But she had determined on the righteous course: she trod her jealousy underfoot; she immolated her secret joys and wrath to the sanctity of the conjugal oath. No doubt from heaven was sent this salutary love to raise her husband and children above all else. Her pride, too, lifted her above earthly desires and she could be selfish without deserving blame.
As the coach came up, she descended the steps, and when its door was opened, and Louis stepped out, she did not notice how the grooms and footmen hastened to tear off the rosettes and streamers of the new popular colors with which Billet and Pitou and others of the throng had decorated the vehicle and horses.
With an outcry of love and delight the Queen embraced the King. She sobbed as though she had fully expected never again to see him.
In her impulse of an overburdened heart, she did not remark the hand-grasp the Charnys exchanged in the darkness.

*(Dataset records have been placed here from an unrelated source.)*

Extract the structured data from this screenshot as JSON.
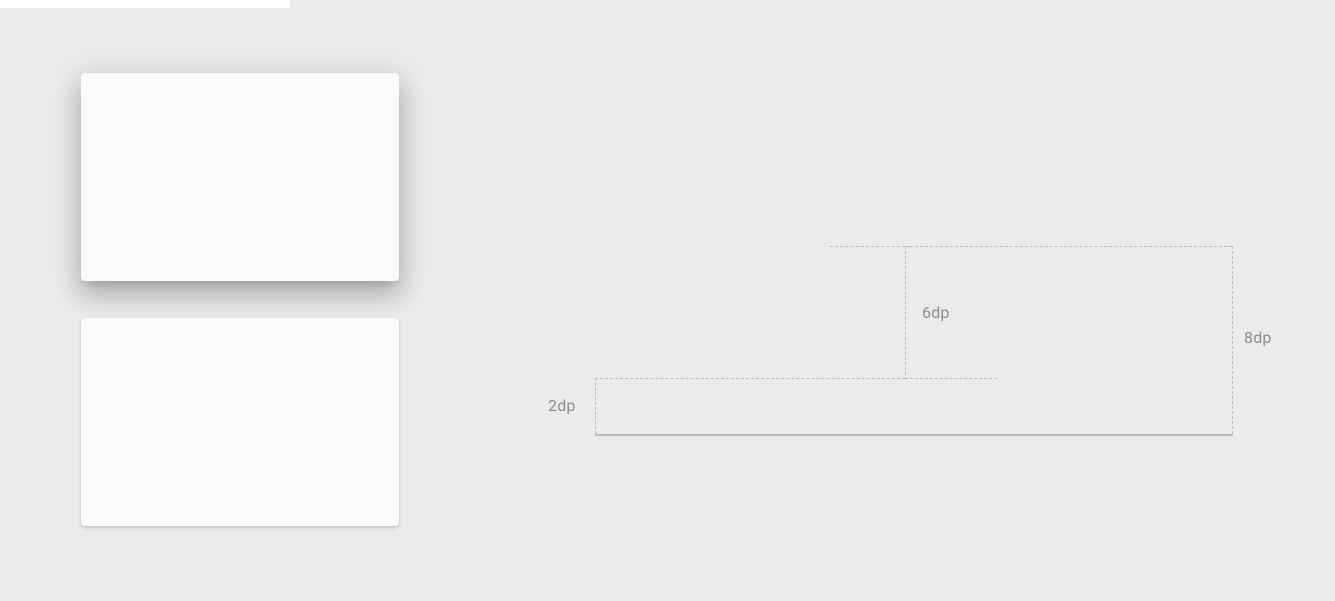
{
  "labels": {
    "two_dp": "2dp",
    "six_dp": "6dp",
    "eight_dp": "8dp"
  }
}
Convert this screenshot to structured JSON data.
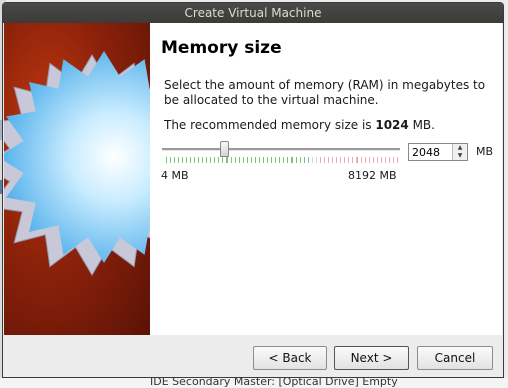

As the royal children kissed their father, the elder boy spied the cockade reddened by the torchlight on his father's hat and exclaimed with his childish astonishment:
"Oh, papa, what is on your white cockade—blood?"
It was the national Red.
Spying it herself, the Queen plucked it off with profound disgust as the King stooped as if to kiss his daughter but really to hide his shame. The mad woman did not think that she was insulting the nation, which would repay her at an early day.
"Throw the thing away," she cried, casting it down the steps so that all the escort tramped over it.
This strange transition extinguished her phase of marital love. She looked round for Charny without appearing to do so; he had fallen back into the ranks like a soldier.